Moscow believes the Syrian crisis can be resolved only on the basis of international law through dialogue involving all ethnic groups, including the Kurds.
Urgent steps are required to coordinate the efforts of the major actors involved in the conflict. Some things offer hope. On August 24 – the day the Turkish forces launched the operation – Russian Foreign Minister Sergey Lavrov spoke by telephone with US Secretary of State John Kerry. With so many things unsolved and still undecided in Russia-US relationship and the situation in Syria, the two foreign chiefs left other things aside to tackle the burning issue. US and Russian officials, whose countries back opposite sides in the five-year Syrian war, have been meeting to agree on military cooperation in the fight against their common enemy there, the Islamic State militant group. Kerry said earlier this week the talks were nearing an end, with technical teams still meeting to discuss details.
Russian President Vladimir Putin is expected to visit Turkey on August 31. The visit takes place against the background of Turkey taking steps to normalize the relations with the Syrian government.
As Turkish leader has put it, «Without Russia’s participation it’s impossible to find a solution to the Syrian problem. Only in partnership with Russia will we be able to settle the crisis in Syria».
Hot on the heels of his visit to Russia, the Turkish President is reportedly planning to visit Tehran to talk up the prospect of an Iranian-Russian-Turkish realignment. The visit is also expected to normalize ties between Turkey and Iran, two major actors in the region.
Iranian Foreign Minister Mohammad Javad Zarif’s surprise August 12 visit to Turkey opened a new chapter in regional cooperation between the two neighbors.
All in all, these developments indicate that Russia, Iran and Turkey are engaged in intensive efforts to work out a common position on the Syrian crisis and the ways to settle it. A Russia-Turkey-Iran coalition is emerging. It would be logical to surmise that the parties will be united by the common goal of preserving Syria’s territorial integrity.
Actually, this is the time of changes. With IS and other extremist groups defeated, the problem of Syrian Kurds will inevitably come to the fore. Neither the Syrian government, nor other actors like Turkey, nor the so-called «moderate» Syrian opposition are ready to accept the idea of «federalization» with Syrian Kurdistan enjoying a special status. But using force against Kurds will have grave implications and weaken the anti-IS alliance. The Kurdish armed formations (Peshmerga) are the main force on the ground to strike IS, this is an irrefutable fact to make them an ally of anyone whose goal is to do away with the IS threat.
Russia is in the position to tackle the problem using diplomatic means. It has significant advantages as an impartial mediator. This February Syrian Kurds opened a representative office in Moscow. «This is a historic moment for the Kurdish people politically and diplomatically», said Sinam Mohamad, the European Representative of the Rojava Self-Ruled Democratic Administration, the de-facto government running Kurdish-held northern Syria. «For too long we have been unable to represent our interests on the world stage. This will allow us to have a voice abroad».

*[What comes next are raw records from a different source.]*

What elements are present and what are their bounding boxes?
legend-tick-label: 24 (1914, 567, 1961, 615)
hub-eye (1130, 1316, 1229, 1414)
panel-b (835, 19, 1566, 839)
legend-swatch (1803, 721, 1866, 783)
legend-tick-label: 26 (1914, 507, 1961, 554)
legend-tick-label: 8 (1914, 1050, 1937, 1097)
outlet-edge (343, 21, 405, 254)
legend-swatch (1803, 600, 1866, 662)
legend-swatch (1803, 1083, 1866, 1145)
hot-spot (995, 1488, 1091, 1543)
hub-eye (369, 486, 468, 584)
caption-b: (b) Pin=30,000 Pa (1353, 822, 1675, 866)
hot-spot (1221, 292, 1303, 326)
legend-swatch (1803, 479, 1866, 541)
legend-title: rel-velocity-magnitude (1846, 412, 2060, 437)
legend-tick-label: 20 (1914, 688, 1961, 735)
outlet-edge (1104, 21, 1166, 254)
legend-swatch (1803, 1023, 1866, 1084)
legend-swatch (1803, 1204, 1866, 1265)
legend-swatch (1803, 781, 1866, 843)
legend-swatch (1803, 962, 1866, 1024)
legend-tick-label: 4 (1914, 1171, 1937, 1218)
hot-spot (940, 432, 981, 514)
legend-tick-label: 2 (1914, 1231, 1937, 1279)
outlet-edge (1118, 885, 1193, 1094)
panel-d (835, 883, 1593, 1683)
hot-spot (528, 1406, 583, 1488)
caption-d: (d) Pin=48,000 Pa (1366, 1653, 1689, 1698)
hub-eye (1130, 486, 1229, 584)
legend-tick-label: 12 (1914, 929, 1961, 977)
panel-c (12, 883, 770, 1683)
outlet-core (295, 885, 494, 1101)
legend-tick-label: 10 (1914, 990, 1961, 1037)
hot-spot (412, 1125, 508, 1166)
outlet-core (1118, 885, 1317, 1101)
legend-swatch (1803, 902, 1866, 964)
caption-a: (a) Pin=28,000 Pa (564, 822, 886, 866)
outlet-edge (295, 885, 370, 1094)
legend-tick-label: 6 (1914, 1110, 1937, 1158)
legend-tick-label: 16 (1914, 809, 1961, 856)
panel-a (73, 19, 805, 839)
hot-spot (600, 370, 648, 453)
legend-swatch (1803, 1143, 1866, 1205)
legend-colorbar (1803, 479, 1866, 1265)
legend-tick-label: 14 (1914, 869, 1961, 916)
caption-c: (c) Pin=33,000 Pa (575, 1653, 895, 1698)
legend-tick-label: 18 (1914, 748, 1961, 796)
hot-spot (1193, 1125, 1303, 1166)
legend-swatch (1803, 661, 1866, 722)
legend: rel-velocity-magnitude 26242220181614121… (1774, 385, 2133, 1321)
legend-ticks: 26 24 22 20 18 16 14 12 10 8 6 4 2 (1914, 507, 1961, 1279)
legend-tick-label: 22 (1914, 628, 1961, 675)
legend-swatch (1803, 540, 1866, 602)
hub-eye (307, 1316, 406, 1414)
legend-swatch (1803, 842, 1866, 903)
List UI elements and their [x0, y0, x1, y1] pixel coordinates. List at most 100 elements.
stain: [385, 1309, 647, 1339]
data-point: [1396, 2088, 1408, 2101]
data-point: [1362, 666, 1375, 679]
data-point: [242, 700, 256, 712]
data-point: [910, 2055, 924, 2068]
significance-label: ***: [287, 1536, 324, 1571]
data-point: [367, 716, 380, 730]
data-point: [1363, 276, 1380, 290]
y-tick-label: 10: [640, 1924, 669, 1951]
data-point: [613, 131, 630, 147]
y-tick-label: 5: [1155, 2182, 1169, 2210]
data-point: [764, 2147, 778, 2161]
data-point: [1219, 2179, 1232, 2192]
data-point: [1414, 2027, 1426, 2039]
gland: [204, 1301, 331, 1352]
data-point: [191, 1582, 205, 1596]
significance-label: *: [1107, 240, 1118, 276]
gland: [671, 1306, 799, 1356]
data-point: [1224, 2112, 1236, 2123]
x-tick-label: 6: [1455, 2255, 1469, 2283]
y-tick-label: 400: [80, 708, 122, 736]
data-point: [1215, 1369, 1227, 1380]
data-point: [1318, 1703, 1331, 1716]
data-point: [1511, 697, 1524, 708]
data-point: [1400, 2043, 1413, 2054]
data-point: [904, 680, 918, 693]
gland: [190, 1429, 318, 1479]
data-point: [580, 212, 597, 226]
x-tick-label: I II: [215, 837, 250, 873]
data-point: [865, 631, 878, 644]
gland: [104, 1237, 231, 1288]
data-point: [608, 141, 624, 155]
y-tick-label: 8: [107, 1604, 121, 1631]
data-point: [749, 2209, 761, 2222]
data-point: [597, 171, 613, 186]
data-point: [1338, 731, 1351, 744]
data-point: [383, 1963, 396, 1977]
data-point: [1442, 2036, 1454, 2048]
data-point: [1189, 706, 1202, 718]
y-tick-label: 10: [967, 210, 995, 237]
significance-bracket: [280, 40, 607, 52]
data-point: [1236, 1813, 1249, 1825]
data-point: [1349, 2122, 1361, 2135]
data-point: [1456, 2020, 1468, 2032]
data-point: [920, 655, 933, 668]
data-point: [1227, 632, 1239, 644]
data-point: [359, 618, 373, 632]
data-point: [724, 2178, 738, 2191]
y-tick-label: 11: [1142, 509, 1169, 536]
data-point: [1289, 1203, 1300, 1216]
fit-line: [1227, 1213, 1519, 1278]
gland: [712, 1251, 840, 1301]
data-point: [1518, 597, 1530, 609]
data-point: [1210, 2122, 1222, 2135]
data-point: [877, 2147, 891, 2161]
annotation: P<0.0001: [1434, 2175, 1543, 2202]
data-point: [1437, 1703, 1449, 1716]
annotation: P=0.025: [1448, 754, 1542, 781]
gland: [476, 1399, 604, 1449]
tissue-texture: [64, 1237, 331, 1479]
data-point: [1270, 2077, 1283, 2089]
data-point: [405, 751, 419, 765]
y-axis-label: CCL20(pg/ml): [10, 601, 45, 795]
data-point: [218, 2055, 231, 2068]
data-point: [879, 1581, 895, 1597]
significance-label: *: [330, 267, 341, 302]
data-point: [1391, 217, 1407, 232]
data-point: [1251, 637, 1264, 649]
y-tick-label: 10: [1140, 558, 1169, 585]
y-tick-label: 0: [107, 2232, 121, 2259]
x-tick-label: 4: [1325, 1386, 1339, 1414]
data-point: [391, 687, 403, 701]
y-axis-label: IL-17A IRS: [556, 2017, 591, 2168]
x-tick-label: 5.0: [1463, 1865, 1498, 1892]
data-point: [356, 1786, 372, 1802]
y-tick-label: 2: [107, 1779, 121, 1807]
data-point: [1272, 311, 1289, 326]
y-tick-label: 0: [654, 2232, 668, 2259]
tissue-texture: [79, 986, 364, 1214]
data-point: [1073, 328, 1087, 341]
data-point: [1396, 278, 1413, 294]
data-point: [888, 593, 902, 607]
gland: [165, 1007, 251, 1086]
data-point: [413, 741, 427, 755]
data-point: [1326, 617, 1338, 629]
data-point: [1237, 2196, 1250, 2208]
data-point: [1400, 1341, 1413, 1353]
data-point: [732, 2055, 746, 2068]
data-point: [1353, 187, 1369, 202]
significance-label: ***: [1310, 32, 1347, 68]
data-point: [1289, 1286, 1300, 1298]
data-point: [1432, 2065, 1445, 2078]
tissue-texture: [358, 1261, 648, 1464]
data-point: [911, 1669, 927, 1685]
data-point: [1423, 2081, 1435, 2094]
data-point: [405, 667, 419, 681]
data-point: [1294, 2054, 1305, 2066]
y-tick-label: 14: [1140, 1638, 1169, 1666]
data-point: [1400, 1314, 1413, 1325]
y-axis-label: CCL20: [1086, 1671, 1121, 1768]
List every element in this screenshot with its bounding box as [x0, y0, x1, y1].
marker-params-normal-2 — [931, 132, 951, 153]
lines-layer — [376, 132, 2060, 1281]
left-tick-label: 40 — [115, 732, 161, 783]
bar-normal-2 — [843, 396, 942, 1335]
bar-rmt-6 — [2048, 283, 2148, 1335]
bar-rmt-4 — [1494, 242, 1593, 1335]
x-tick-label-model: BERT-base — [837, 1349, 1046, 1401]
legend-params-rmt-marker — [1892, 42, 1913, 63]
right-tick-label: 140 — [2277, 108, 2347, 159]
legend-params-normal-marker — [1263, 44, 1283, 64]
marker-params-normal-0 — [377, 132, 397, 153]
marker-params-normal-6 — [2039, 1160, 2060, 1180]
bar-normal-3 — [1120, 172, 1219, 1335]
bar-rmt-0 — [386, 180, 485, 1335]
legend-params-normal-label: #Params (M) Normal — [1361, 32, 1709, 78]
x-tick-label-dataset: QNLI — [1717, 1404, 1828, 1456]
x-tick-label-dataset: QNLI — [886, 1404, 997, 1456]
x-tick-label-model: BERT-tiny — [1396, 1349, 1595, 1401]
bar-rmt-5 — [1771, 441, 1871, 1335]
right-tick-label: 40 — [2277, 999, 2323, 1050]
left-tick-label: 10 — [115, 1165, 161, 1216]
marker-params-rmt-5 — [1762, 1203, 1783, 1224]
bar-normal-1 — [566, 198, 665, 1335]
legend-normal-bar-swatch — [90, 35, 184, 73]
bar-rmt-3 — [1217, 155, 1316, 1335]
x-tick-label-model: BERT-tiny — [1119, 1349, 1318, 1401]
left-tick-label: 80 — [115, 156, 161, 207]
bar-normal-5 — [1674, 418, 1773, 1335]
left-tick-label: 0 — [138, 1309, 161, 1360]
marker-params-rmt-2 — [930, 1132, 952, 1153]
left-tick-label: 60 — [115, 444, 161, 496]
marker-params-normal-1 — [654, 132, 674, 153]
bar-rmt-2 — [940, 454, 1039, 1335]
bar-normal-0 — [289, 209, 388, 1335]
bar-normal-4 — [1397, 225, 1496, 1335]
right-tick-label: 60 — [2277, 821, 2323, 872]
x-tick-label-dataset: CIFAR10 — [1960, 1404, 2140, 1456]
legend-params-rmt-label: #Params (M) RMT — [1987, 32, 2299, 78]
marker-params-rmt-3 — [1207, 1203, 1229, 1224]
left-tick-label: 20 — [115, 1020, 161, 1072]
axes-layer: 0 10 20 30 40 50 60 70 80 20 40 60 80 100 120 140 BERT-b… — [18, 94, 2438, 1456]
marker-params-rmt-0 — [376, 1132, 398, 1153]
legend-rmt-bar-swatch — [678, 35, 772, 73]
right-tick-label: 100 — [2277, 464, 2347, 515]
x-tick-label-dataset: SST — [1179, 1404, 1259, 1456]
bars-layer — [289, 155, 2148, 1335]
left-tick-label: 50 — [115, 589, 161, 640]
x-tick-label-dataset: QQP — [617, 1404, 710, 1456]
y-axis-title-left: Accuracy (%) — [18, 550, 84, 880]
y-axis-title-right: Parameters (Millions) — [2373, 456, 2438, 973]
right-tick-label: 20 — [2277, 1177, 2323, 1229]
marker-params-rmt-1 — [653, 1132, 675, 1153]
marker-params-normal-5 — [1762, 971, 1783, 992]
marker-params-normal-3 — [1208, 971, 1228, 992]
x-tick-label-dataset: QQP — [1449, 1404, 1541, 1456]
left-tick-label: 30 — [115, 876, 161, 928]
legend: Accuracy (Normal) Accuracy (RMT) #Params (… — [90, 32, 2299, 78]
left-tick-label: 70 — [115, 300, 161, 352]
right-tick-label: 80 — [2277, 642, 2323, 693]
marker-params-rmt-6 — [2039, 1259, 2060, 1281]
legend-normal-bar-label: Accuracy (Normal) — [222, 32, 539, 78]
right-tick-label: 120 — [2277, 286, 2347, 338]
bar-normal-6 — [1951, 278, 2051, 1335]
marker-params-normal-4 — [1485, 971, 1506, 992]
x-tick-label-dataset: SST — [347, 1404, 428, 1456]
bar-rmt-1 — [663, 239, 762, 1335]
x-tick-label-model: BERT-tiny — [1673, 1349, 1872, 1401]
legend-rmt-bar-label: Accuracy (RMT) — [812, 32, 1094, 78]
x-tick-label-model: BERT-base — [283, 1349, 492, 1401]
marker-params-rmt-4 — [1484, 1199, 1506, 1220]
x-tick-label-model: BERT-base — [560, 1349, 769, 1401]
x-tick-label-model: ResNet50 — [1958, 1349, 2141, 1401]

China, Russia’s strategic partner, is another important actor which has recently decided to take an active part in the efforts to settle the Syrian crisis.
Russia and China have a long history of coordinating their diplomatic efforts on Syria. Moscow is also a good friend of Iran. Russia and Turkey have normalized the relations recently. Actually, Russia is the only country that enjoys good working relations with all major actors involved in the Syrian conflict to make it perfectly suited for the role of the mediator. Its position is unique. Hardly anyone else can prevent the worst under the circumstances.